Master is the new Prod, Devs are the new Ops
Bryan Lee
Posted on April 2, 2020
Written by Borja Burgos
Operational concerns of shipping software and keeping production up and running have been largely automated. Ultimately, even when things go wrong, modern-day monitoring and observability tools allow engineers to triage and fix nasty bugs faster than ever before. In part due to this, engineering teams and their budgets are shifting left. With the fear of downtime in the rearview mirror and operational challenges largely at bay, businesses are investing heavily in development to increase the quality and speed at which business value is delivered. The biggest bottleneck? Your failing master branch.
The Ops Wayback Machine
The year is 2004. It’s time for deployment. You’re confident about the software you’ve written. You clear your mind, get one last sip of coffee, and get ready to deploy. Before you proceed, you open up terminals, many terminals, and tail every log file on every server that could possibly be affected. You have business metrics up and running on your second monitor. Next to it, there are infrastructure and application-level metrics. You hit the return key and proceed to deploy the latest release to a single server. Now you watch.
You scan rapidly across every terminal in your 19'’ CRT monitors to identify patterns and look for discrepancies: are there any errors in the logs? Has the conversion rate changed? What’s the load on the server? Was there a change in disk or network i/o? You wait a few minutes, if everything looks good, you proceed with a second server, else you roll back to the previous release as fast as humanly possible, hoping that’ll fix whatever it is that broke.
While the excerpt above may sound ridiculous in this day and age, that’s how many deployments were done in the good old days of the internet after the Dot-com bubble. Then came automation, hand-in-hand with the proliferation of “DevOps” and “microservices”. These practices were born from the ever-increasing speed and complexity of the applications being developed, a consequence of businesses’ competitive desires to deliver more value to customers, faster. Businesses could no longer afford to ship new features every 6 months; a slow release cycle represented an existential threat.

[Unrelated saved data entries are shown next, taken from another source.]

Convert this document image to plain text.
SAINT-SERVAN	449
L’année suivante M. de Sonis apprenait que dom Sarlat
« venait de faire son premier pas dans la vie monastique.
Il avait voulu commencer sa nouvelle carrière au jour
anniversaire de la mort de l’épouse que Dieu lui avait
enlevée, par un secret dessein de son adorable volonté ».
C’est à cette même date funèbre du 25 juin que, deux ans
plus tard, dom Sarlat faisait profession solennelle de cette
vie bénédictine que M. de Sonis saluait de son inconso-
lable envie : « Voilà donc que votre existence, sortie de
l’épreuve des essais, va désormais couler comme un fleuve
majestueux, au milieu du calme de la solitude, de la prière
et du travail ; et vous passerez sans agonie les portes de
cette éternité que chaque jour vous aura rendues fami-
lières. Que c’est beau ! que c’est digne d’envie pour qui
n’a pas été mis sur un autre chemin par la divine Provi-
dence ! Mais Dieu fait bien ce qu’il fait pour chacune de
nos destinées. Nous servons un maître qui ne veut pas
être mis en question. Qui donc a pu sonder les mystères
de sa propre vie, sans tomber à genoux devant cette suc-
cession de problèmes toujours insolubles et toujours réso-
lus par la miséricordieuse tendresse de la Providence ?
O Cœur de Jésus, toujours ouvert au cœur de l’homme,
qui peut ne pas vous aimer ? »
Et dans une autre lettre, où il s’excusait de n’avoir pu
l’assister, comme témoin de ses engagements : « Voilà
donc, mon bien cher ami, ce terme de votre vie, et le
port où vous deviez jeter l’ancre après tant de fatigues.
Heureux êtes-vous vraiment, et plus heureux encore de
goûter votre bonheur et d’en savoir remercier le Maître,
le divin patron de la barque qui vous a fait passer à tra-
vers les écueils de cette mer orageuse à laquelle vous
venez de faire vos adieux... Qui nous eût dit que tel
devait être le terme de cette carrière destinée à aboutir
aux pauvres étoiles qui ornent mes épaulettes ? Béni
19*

But businesses weren’t always concerned with shipping new features at all costs. If anything, that wasn’t even a priority back in the early 2000s. The biggest fear of any company running software on the internet has always been downtime (ok, maybe the second biggest fear, with a security breach being at the top). And for this reason, among others, ops teams have always had sizable budgets for tech companies to sell into. After all, anything that minimizes downtime is likely cheaper than downtime itself.
Fast-forward to today and you’ll see a whole new world. A world in which high-performing engineering organizations run as close to a fully-automated operation as possible. While every team does things a little bit differently, the sequence mimics the following: the moment a developer’s code is merged into master, a continuous integration (CI) job is triggered to build and test the application; upon success, a continuous delivery process is triggered to deploy the application in production; oftentimes this automated deployment is done in a minimal fashion, just a few nodes at a time or what’s known as a canary deployment or release; in the meantime, the system, equipped with the knowledge of thousands of previous deployments, automatically performs multi-dimensional pattern matching to ensure no regressions have been introduced; at a certain degree of confidence, the system proceeds to automatically update the remaining nodes; and if there are any issues during deployment, rollbacks are automated, of course.
Automation doesn’t necessarily stop with the deployment and release of an application. More and more operational tasks are being automated. It’s now possible, and not uncommon, to automate redundant tasks, like rotating security keys or fixing vulnerabilities the moment a patch is made available. And it’s been many years since the introduction of automatic scaling to handle spikes in CPU or memory utilization, to improve response time and user-experience, or even to take advantage of discounted preemptible/spot instances from IaaS providers.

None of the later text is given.